Un itinéraire intellectuel et médiatique
Très présent dans les colonnes et à la radio, Albert Bourgi a expliqué et conseillé sur les questions constitutionnelles tout en restant accessible au grand public. Exemples précis de son action :
- Analyses régulières dans des magazines panafricains et interventions radio pour décrypter des crises politiques.
- Rédaction et conseil sur des projets de constitution intégrant une dimension sociale.
- Rôle de passeur entre intellectuels et dirigeants africains, grâce à son expertise juridique.
Sa manière de combiner recherche et prise de parole publique a permis d’éclairer des débats souvent techniques pour des citoyens et des décideurs.
Des liens politiques remarquables
À gauche et proche de l’Internationale socialiste, Bourgi s’est lié d’amitié avec plusieurs figures politiques africaines lorsqu’elles étaient encore dans l’opposition. Parmi elles :
- Laurent Gbagbo (Côte d’Ivoire) — camarade d’époque et interlocuteur sur les questions constitutionnelles.
- Alpha Condé (Guinée) — ami et conseiller qui a reçu des avis critiques de Bourgi, notamment sur la tentation d’un troisième mandat.

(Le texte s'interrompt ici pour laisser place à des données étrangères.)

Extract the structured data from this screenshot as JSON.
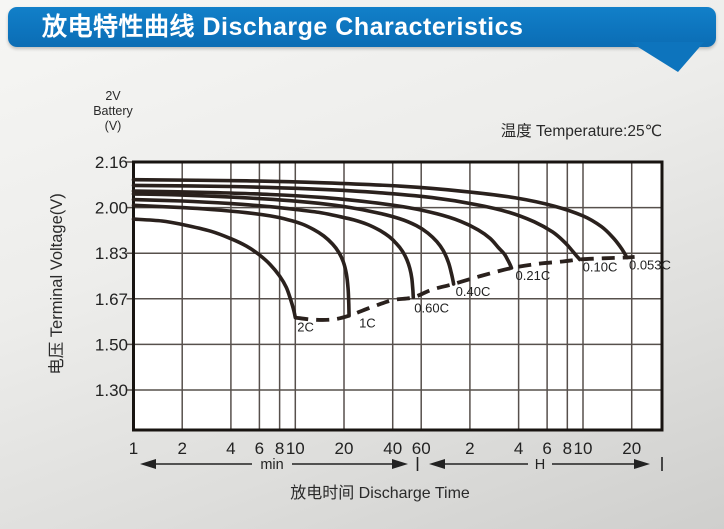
{
  "header": {
    "title": "放电特性曲线 Discharge Characteristics"
  },
  "colors": {
    "header_blue": "#0d74bd",
    "curve": "#2a211d",
    "grid": "#57504c",
    "border": "#181411",
    "text": "#222222",
    "plot_bg": "#ffffff"
  },
  "chart": {
    "battery_lines": [
      "2V",
      "Battery",
      "(V)"
    ],
    "temperature_label": "温度 Temperature:25℃",
    "y_axis_title": "电压 Terminal Voltage(V)",
    "x_axis_title": "放电时间 Discharge Time"
  },
  "chart_data": {
    "type": "line",
    "title": "放电特性曲线 Discharge Characteristics",
    "temperature": "25℃",
    "x_axis": {
      "label": "放电时间 Discharge Time",
      "scale": "log",
      "unit_groups": [
        {
          "unit": "min",
          "ticks": [
            1,
            2,
            4,
            6,
            8,
            10,
            20,
            40,
            60
          ]
        },
        {
          "unit": "H",
          "ticks": [
            2,
            4,
            6,
            8,
            10,
            20
          ]
        }
      ]
    },
    "y_axis": {
      "label": "电压 Terminal Voltage(V)",
      "unit": "V",
      "ticks": [
        2.16,
        2.0,
        1.83,
        1.67,
        1.5,
        1.3
      ]
    },
    "series": [
      {
        "name": "2C",
        "points": [
          [
            1,
            1.957
          ],
          [
            1.5,
            1.95
          ],
          [
            2,
            1.937
          ],
          [
            3,
            1.912
          ],
          [
            4,
            1.884
          ],
          [
            5,
            1.856
          ],
          [
            6,
            1.824
          ],
          [
            7,
            1.79
          ],
          [
            8,
            1.75
          ],
          [
            8.8,
            1.71
          ],
          [
            9.4,
            1.663
          ],
          [
            9.8,
            1.625
          ],
          [
            10,
            1.6
          ]
        ]
      },
      {
        "name": "1C",
        "points": [
          [
            1,
            2.008
          ],
          [
            2,
            2.0
          ],
          [
            3,
            1.993
          ],
          [
            5,
            1.981
          ],
          [
            7,
            1.969
          ],
          [
            9,
            1.955
          ],
          [
            11,
            1.939
          ],
          [
            13,
            1.918
          ],
          [
            15,
            1.894
          ],
          [
            17,
            1.864
          ],
          [
            18.5,
            1.835
          ],
          [
            19.8,
            1.8
          ],
          [
            20.7,
            1.757
          ],
          [
            21.2,
            1.705
          ],
          [
            21.4,
            1.65
          ],
          [
            21.5,
            1.607
          ]
        ]
      },
      {
        "name": "0.60C",
        "points": [
          [
            1,
            2.028
          ],
          [
            2,
            2.023
          ],
          [
            4,
            2.014
          ],
          [
            7,
            2.003
          ],
          [
            10,
            1.993
          ],
          [
            14,
            1.982
          ],
          [
            18,
            1.969
          ],
          [
            23,
            1.954
          ],
          [
            28,
            1.937
          ],
          [
            33,
            1.916
          ],
          [
            38,
            1.892
          ],
          [
            42,
            1.867
          ],
          [
            46,
            1.837
          ],
          [
            49,
            1.806
          ],
          [
            51,
            1.777
          ],
          [
            52.5,
            1.742
          ],
          [
            53.3,
            1.7
          ],
          [
            53.6,
            1.675
          ]
        ]
      },
      {
        "name": "0.40C",
        "points": [
          [
            1,
            2.048
          ],
          [
            2,
            2.044
          ],
          [
            4,
            2.037
          ],
          [
            8,
            2.027
          ],
          [
            14,
            2.015
          ],
          [
            22,
            2.0
          ],
          [
            32,
            1.981
          ],
          [
            44,
            1.959
          ],
          [
            56,
            1.933
          ],
          [
            66,
            1.905
          ],
          [
            75,
            1.873
          ],
          [
            82,
            1.84
          ],
          [
            88,
            1.801
          ],
          [
            92,
            1.762
          ],
          [
            94,
            1.737
          ],
          [
            95.2,
            1.722
          ]
        ]
      },
      {
        "name": "0.21C",
        "points": [
          [
            1,
            2.058
          ],
          [
            3,
            2.053
          ],
          [
            7,
            2.046
          ],
          [
            15,
            2.035
          ],
          [
            30,
            2.018
          ],
          [
            50,
            2.0
          ],
          [
            75,
            1.977
          ],
          [
            105,
            1.949
          ],
          [
            135,
            1.917
          ],
          [
            160,
            1.885
          ],
          [
            180,
            1.851
          ],
          [
            196,
            1.827
          ],
          [
            206,
            1.805
          ],
          [
            213,
            1.789
          ],
          [
            217,
            1.778
          ]
        ]
      },
      {
        "name": "0.10C",
        "points": [
          [
            1,
            2.078
          ],
          [
            4,
            2.074
          ],
          [
            12,
            2.066
          ],
          [
            30,
            2.054
          ],
          [
            70,
            2.035
          ],
          [
            130,
            2.011
          ],
          [
            210,
            1.982
          ],
          [
            300,
            1.947
          ],
          [
            390,
            1.909
          ],
          [
            460,
            1.872
          ],
          [
            510,
            1.842
          ],
          [
            545,
            1.822
          ],
          [
            565,
            1.812
          ],
          [
            572,
            1.808
          ]
        ]
      },
      {
        "name": "0.053C",
        "points": [
          [
            1,
            2.098
          ],
          [
            5,
            2.094
          ],
          [
            15,
            2.087
          ],
          [
            45,
            2.075
          ],
          [
            110,
            2.057
          ],
          [
            230,
            2.034
          ],
          [
            400,
            2.005
          ],
          [
            600,
            1.969
          ],
          [
            780,
            1.929
          ],
          [
            920,
            1.888
          ],
          [
            1020,
            1.854
          ],
          [
            1080,
            1.831
          ],
          [
            1110,
            1.819
          ],
          [
            1122,
            1.815
          ]
        ]
      }
    ],
    "cutoff_curve": {
      "style": "dashed",
      "points": [
        [
          10,
          1.6
        ],
        [
          13,
          1.592
        ],
        [
          17,
          1.593
        ],
        [
          21.5,
          1.607
        ],
        [
          30,
          1.64
        ],
        [
          40,
          1.665
        ],
        [
          53.6,
          1.675
        ],
        [
          70,
          1.702
        ],
        [
          95.2,
          1.722
        ],
        [
          140,
          1.75
        ],
        [
          217,
          1.778
        ],
        [
          320,
          1.793
        ],
        [
          450,
          1.801
        ],
        [
          572,
          1.808
        ],
        [
          800,
          1.812
        ],
        [
          1122,
          1.815
        ],
        [
          1250,
          1.817
        ]
      ]
    }
  }
}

Ces relations faisaient de lui une passerelle entre acteurs politiques, favorisant des échanges et des conseils critiques et constructifs.
L’apport constitutionnel et social
Albert Bourgi intervenait fréquemment pour intégrer dans les constitutions une attention aux plus fragiles. Ses contributions se caractérisaient par :
- Une volonté d’ancrer la protection sociale dans le droit constitutionnel.
- Des propositions visant à rendre les institutions plus démocratiques tout en prenant en compte les réalités sociales.
- Des conseils pratiques pour améliorer la gouvernance post-transition.
Son influence se mesurait moins en titres officiels qu’en modifications concrètes de textes et en dispositifs juridiques inspirés par une logique sociale.
Un engagement exigeant et fidèle
Amis et collègues rappellent la fidélité d’Albert Bourgi dans l’amitié et l’engagement politique. Francis Kpatindé, professeur à Sciences Po et ami de longue date, décrit un compagnon qui savait, tout en soutenant, dire la vérité aux dirigeants. Exemple marquant : son opposition publique à la modification de la Constitution guinéenne en 2020, un avis clair mais mesuré adressé à Alpha Condé avant le coup d’État qui suivit.
Un héritage intellectuel et humain
Albert Bourgi laisse un héritage double : sur le plan académique, des travaux et des conseils constitutionnels qui ont nourri des pratiques plus sociales du droit ; sur le plan humain, un réseau d’amitiés et de collaborations politiques à travers l’Afrique. Points clés de cet héritage :
- Transmission : formation de juristes et influence sur des constitutions nationales.
- Médiation : capacité à relier militants, intellectuels et dirigeants.
- Éthique : un engagement politique lucide, capable de critique constructive.